Ein Kritikpunkt an Volkswagen sind teilweise die Preise und die Kosten. Was planen Sie in Zukunft, um da ein entsprechendes Modell auf den Markt zu bringen? Wie weit sind die Pläne?
Blume: Mit steigender Elektromobilität werden auch die Kosten sinken. Wir bekommen dann höhere Skaleneffekte im Vergleich zu den Verbrennermotoren, die mit größeren Regulierungen versehen werden. Dann wird sich diese Differenz noch mal verkleinern. Das Wesentliche sind die Batteriezellen. Wir selbst setzen auch auf eigene Batteriezellenfertigung. Da ist es ganz bedeutend, welche industriellen Rahmenbedingungen wir bekommen. Die Energiekosten spielen dort eine große Rolle. Ein Cent für eine Kilowattstunde macht bei einer 20 Gigawattstunden-Fabrik rund 100 Millionen Euro Unterschied aus. Insofern ist es für uns ganz besonders wichtig, dort die richtigen Rahmenbedingungen zu bekommen - um dann gerade diese hohen Materialkosten auf ein Niveau zu bringen, mit dem wir die Fahrzeuge zu günstigen Preisen anbieten können.
Wo soll die Reise da hingehen?
Blume: Wir planen zunächst einmal ein Fahrzeug für Europa, gesehen für 25.000 Euro. Perspektivisch kann ich mir schon vorstellen, dass wir Richtung 20.000 Euro kommen. Das sind Planungen nach vorn. Ich sehe uns dort als Volkswagen-Konzern aber auch in der Verpflichtung, gerade auch kleinere Fahrzeuge anzubieten für Kunden, die wir an die Marken heranführen.
Was ist da der Zeitrahmen für diese 20.000 Euro?
Blume: Ich würde mal sagen, so in den nächsten fünf Jahren ist das realistisch.
Jetzt ist es ja so, dass Sie für diese bevorstehende Transformation viele kluge Köpfe nach Wolfsburg holen müssen. Wie wollen Sie den Konzern attraktiv machen als Arbeitgeber für diese Menschen?
Blume: Wir haben zunächst mit meinem Start ein Zehn-Punkte-Programm aufgesetzt, das alle operativen und strategischen Felder des Konzerns dort abarbeitet. Dort kommen wir gut voran. Und für mich ist ganz besonders wichtig, dass der Mensch im Mittelpunkt steht. Wir können alles nur als Team erreichen. Die richtige Arbeitsumgebung ist recht wichtig. Das ist das, was wir im Moment auch als Feedback bekommen von allen Menschen, die in Wolfsburg arbeiten, aber auch von allen Menschen, die wir in den letzten zwölf Monaten dazu gewinnen konnten.

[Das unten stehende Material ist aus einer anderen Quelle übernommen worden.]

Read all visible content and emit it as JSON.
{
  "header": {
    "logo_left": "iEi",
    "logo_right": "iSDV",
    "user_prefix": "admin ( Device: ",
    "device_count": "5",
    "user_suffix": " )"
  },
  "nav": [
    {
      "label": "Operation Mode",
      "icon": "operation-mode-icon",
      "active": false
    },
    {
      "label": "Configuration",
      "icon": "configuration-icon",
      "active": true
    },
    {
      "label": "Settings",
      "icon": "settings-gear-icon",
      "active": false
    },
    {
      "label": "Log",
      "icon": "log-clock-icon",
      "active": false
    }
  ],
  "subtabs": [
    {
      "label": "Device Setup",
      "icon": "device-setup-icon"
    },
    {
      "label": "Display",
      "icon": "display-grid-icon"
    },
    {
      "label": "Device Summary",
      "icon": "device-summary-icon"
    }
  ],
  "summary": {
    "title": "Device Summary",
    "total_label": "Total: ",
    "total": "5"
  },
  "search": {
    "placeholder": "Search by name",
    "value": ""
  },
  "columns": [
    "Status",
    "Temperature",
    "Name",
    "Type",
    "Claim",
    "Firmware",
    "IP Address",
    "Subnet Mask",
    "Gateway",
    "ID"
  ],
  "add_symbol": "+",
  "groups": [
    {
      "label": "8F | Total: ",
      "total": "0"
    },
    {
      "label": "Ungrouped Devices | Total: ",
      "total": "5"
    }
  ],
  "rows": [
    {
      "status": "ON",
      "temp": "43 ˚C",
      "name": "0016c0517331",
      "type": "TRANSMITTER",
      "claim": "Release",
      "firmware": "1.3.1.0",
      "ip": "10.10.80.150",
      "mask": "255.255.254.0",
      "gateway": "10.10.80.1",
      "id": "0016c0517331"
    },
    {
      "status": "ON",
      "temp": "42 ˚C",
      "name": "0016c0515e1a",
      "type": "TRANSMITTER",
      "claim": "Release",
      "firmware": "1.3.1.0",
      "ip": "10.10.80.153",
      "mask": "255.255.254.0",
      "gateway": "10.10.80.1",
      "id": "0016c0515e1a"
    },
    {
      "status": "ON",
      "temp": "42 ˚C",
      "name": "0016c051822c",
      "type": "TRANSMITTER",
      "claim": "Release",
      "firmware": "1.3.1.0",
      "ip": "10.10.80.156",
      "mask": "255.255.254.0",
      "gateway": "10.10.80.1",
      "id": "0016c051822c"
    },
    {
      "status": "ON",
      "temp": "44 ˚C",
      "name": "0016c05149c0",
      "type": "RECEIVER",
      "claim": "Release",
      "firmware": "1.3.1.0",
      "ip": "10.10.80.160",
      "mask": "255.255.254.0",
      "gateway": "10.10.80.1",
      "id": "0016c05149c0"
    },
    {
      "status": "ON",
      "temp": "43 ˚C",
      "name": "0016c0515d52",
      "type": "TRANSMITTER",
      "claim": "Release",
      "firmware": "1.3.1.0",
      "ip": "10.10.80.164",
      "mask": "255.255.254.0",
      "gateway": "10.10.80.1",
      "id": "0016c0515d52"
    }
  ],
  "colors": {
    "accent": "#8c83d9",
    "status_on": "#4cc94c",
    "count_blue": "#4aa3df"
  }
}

Die E-Mobilität hat auch dafür gesorgt, dass einige Werke vorzeitig in den Werksurlaub geschickt wurden. Können Sie denn garantieren, dass in Zukunft die Arbeitsplätze sicher sind?
Zunächst einmal können wir bei der Elektromobilität sagen, dass wir unseren Elektroanteil im ersten Halbjahr um 50 Prozent steigern konnten. Das heißt, das Wachstum ist da. Wir haben in der Volumenstrategie des Volkswagen-Konzerns einen Strategieschwenk vorgenommen. Wir konzentrieren uns stärker auf den Wertzuwachs als auf das reine Volumen. Und dahinter steht dann die Steuerung, die wir jetzt in den Fabriken dort vornehmen.
Also Arbeitsplätze sichern?
Blume: Das ist immer ein Anspruch, den wir gemeinsam mit unserer Arbeitnehmervertretung haben. Ein wirtschaftliches Unternehmen bietet auch sichere und attraktive Arbeitsplätze. Das ist für uns natürlich ein ganz wesentliches Ziel.
Sie haben gesagt, dass bei der Entscheidung für ein E-Auto unter anderem die Ladeinfrastruktur eine Rolle spielt. Was sind ausschlaggebende Punkte, weswegen ein Kunde oder eine Kundin sich gegen ein E-Auto entscheidet?
Blume: Das sind verschiedene Faktoren. Das sind durch Inflation auch höhere Preise. Das sind staatliche Förderungen, die aktuell nicht mehr gegeben werden. Und das ist natürlich auch die Ladeinfrastruktur, die noch nicht durchgängig ist. Nicht jeder kann sich eine Ladestation zu Hause installieren, da kommt es ganz besonders auf die öffentliche Ladeinfrastruktur in den Städten an. Und da müssen wir unser Netz noch deutlich weiter ausbauen.